4. Realize bisexuality is not a 50/50 deal

We don’t alternate. We don’t even the score of men and women we date, or sleep with. Sometimes we’re more into one gender. Sometimes we’re more into the other. Sometimes we’re super into both. Sometimes we’re into men in one way, and women in another. Sometimes we’re into both genders, but one gender is easier to find and date, or dating that gender keeps us safe. There’s no one way to be bisexual.

5. Don’t perpetuate/play into stereotypes…

Examples of this might be, “Well I would never date a bisexual men, because they’re really just gay” or “Bisexual people aren’t faithful.” Bisexual people are just as faithful or unfaithful as any other group of people.

6. …but support people who do fit the stereotypes.

This applies to: bisexuals who enjoy threesomes, bisexuals who pass as straight, bisexuals who make out with people of their gender only when they’re drunk. There are different ways of being bi, and just because some women want some “liquid courage” before experimenting with the same sex (in a society that chastises women for exploring their sexuality), doesn’t mean they’re not bisexual.

7. Don’t assume that or ask if bisexuals will perform for you

The “Can I watch/join?” question is presuming that women exist for male pleasure/the male gaze. We don’t. End of story.

8. Call out biphobia, and deal with your own.
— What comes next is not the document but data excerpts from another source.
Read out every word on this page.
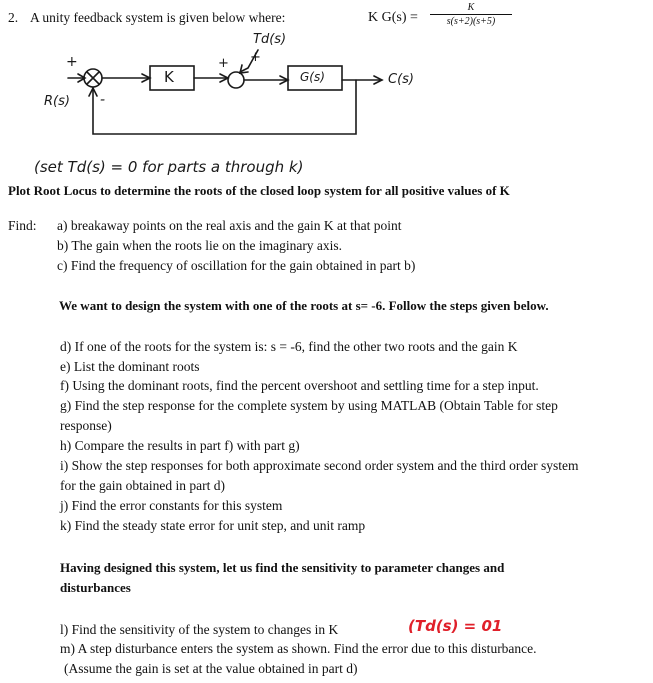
2. A unity feedback system is given below where:	K $G(s) = \frac{K}{s(s+2)(s+5)}$
Td(s)
+	+ +
K	G(s)	C(s)
R(s) -
(set Td(s) = 0 for parts a through k)
Plot Root Locus to determine the roots of the closed loop system for all positive values of K
Find: a) breakaway points on the real axis and the gain K at that point
b) The gain when the roots lie on the imaginary axis.
c) Find the frequency of oscillation for the gain obtained in part b)
We want to design the system with one of the roots at s= -6. Follow the steps given below.
d) If one of the roots for the system is: s = -6, find the other two roots and the gain K
e) List the dominant roots
f) Using the dominant roots, find the percent overshoot and settling time for a step input.
g) Find the step response for the complete system by using MATLAB (Obtain Table for step
response)
h) Compare the results in part f) with part g)
i) Show the step responses for both approximate second order system and the third order system
for the gain obtained in part d)
j) Find the error constants for this system
k) Find the steady state error for unit step, and unit ramp
Having designed this system, let us find the sensitivity to parameter changes and
disturbances
l) Find the sensitivity of the system to changes in K	(Td(s) = 01
m) A step disturbance enters the system as shown. Find the error due to this disturbance.
(Assume the gain is set at the value obtained in part d)
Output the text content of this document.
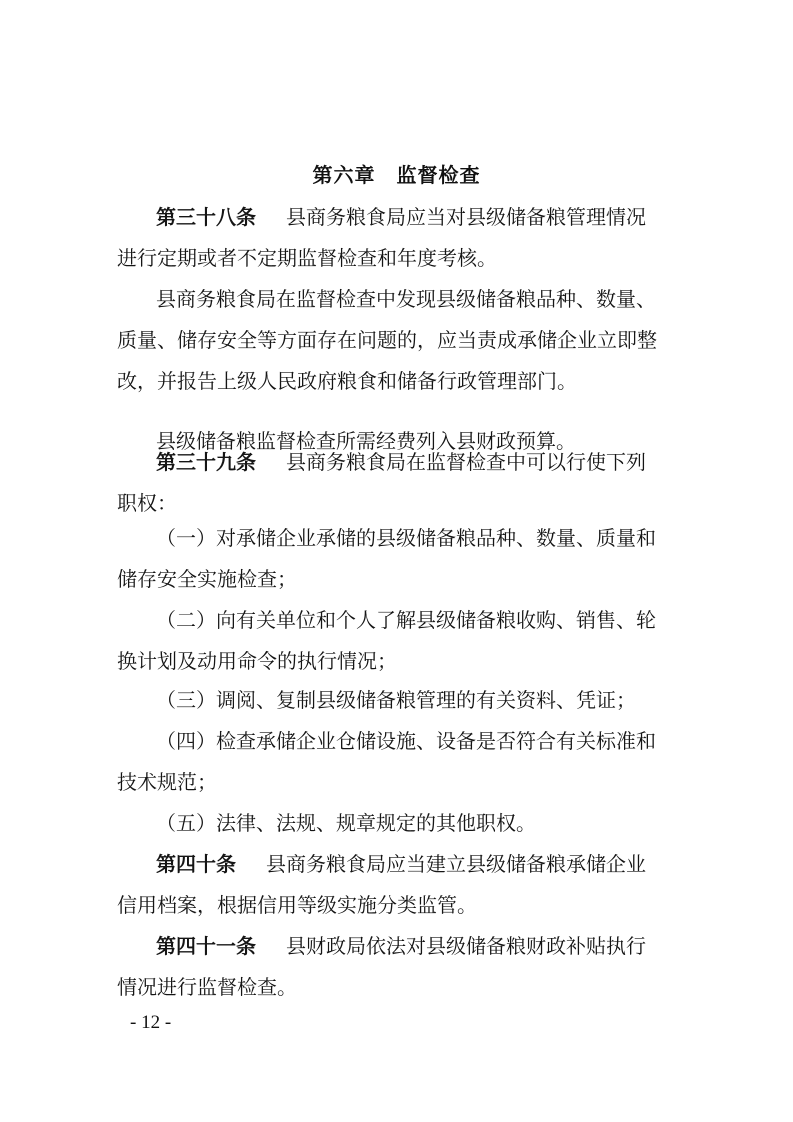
第六章　监督检查
第三十八条 县商务粮食局应当对县级储备粮管理情况
进行定期或者不定期监督检查和年度考核。
县商务粮食局在监督检查中发现县级储备粮品种、数量、
质量、储存安全等方面存在问题的，应当责成承储企业立即整
改，并报告上级人民政府粮食和储备行政管理部门。
县级储备粮监督检查所需经费列入县财政预算。
第三十九条 县商务粮食局在监督检查中可以行使下列
职权：
（一）对承储企业承储的县级储备粮品种、数量、质量和
储存安全实施检查；
（二）向有关单位和个人了解县级储备粮收购、销售、轮
换计划及动用命令的执行情况；
（三）调阅、复制县级储备粮管理的有关资料、凭证；
（四）检查承储企业仓储设施、设备是否符合有关标准和
技术规范；
（五）法律、法规、规章规定的其他职权。
第四十条 县商务粮食局应当建立县级储备粮承储企业
信用档案，根据信用等级实施分类监管。
第四十一条 县财政局依法对县级储备粮财政补贴执行
情况进行监督检查。
- 12 -
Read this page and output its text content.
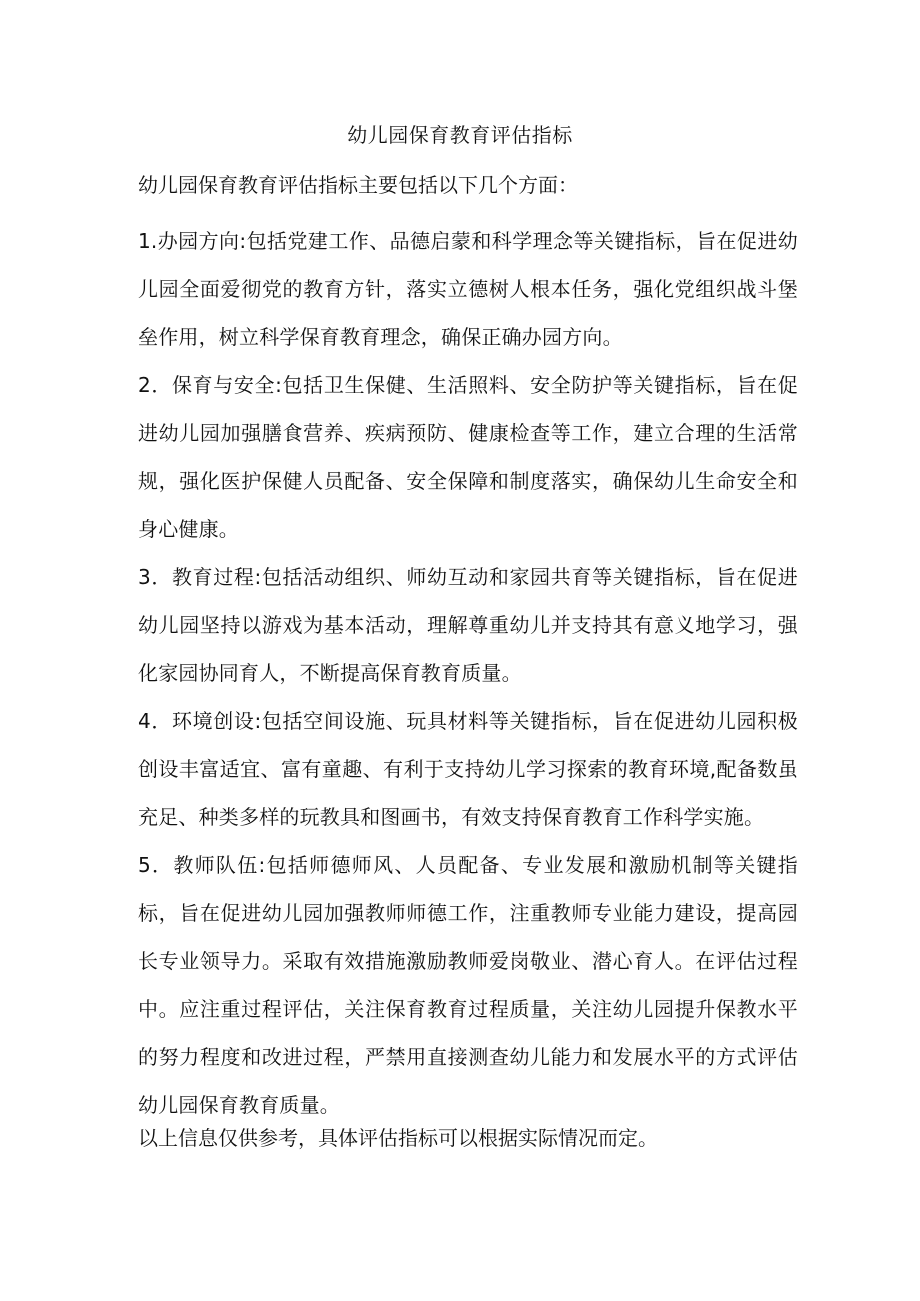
幼儿园保育教育评估指标
幼儿园保育教育评估指标主要包括以下几个方面：

1.办园方向:包括党建工作、品德启蒙和科学理念等关键指标，旨在促进幼儿园全面爱彻党的教育方针，落实立德树人根本任务，强化党组织战斗堡垒作用，树立科学保育教育理念，确保正确办园方向。

2．保育与安全:包括卫生保健、生活照料、安全防护等关键指标，旨在促进幼儿园加强膳食营养、疾病预防、健康检查等工作，建立合理的生活常规，强化医护保健人员配备、安全保障和制度落实，确保幼儿生命安全和身心健康。

3．教育过程:包括活动组织、师幼互动和家园共育等关键指标，旨在促进幼儿园坚持以游戏为基本活动，理解尊重幼儿并支持其有意义地学习，强化家园协同育人，不断提高保育教育质量。

4．环境创设:包括空间设施、玩具材料等关键指标，旨在促进幼儿园积极创设丰富适宜、富有童趣、有利于支持幼儿学习探索的教育环境,配备数虽充足、种类多样的玩教具和图画书，有效支持保育教育工作科学实施。

5．教师队伍:包括师德师风、人员配备、专业发展和激励机制等关键指标，旨在促进幼儿园加强教师师德工作，注重教师专业能力建设，提高园长专业领导力。采取有效措施激励教师爱岗敬业、潜心育人。在评估过程中。应注重过程评估，关注保育教育过程质量，关注幼儿园提升保教水平的努力程度和改进过程，严禁用直接测查幼儿能力和发展水平的方式评估幼儿园保育教育质量。

以上信息仅供参考，具体评估指标可以根据实际情况而定。
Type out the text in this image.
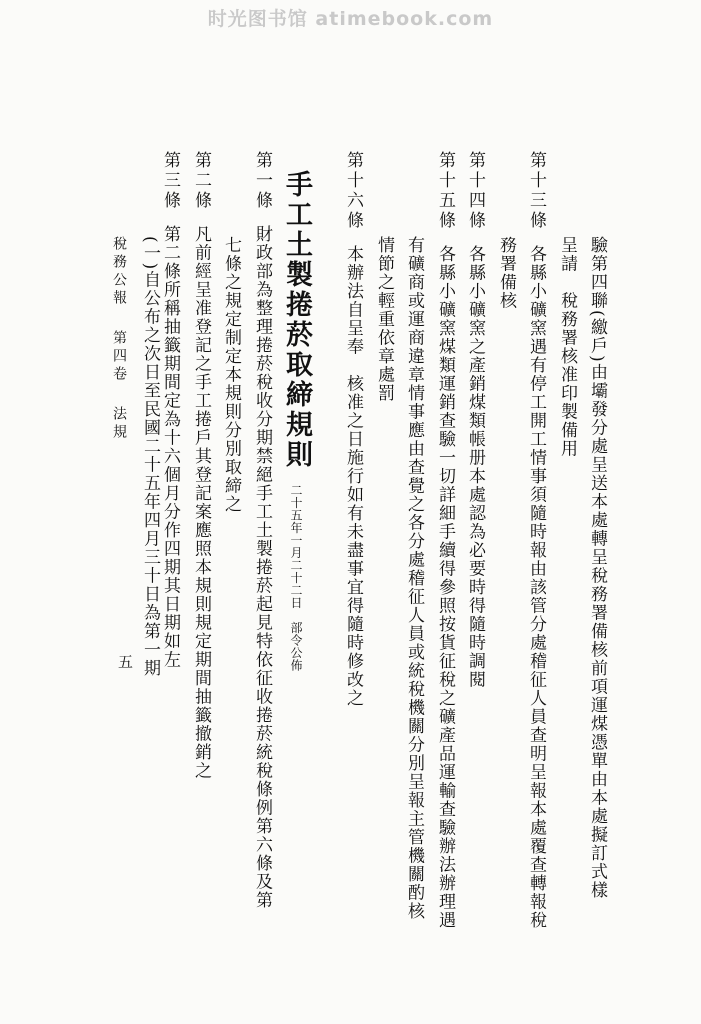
时光图书馆 atimebook.com
驗第四聯(繳戶)由壩發分處呈送本處轉呈稅務署備核前項運煤憑單由本處擬訂式樣
呈請　稅務署核准印製備用
第十三條各縣小礦窯遇有停工開工情事須隨時報由該管分處稽征人員查明呈報本處覆查轉報稅
務署備核
第十四條各縣小礦窯之產銷煤類帳册本處認為必要時得隨時調閱
第十五條各縣小礦窯煤類運銷查驗一切詳細手續得參照按貨征稅之礦產品運輸查驗辦法辦理遇
有礦商或運商違章情事應由查覺之各分處稽征人員或統稅機關分別呈報主管機關酌核
情節之輕重依章處罰
第十六條本辦法自呈奉　核准之日施行如有未盡事宜得隨時修改之
手工土製捲菸取締規則二十五年一月二十二日　部令公佈
第一條財政部為整理捲菸稅收分期禁絕手工土製捲菸起見特依征收捲菸統稅條例第六條及第
七條之規定制定本規則分別取締之
第二條凡前經呈准登記之手工捲戶其登記案應照本規則規定期間抽籤撤銷之
第三條第二條所稱抽籤期間定為十六個月分作四期其日期如左
(一)自公布之次日至民國二十五年四月三十日為第一期
稅務公報第四卷法規
五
Many of the items on this list are things I’ve been guilty of. Fighting biphobia means fighting our own internalized prejudices, and then making sure to use our knowledge to call out other people’s biphobia. You never know who’s in the closet; by calling out these remarks, you could easily be creating a safe space for queer friends! Even if no one around you is queer, these call-outs reverberate. Use your voice.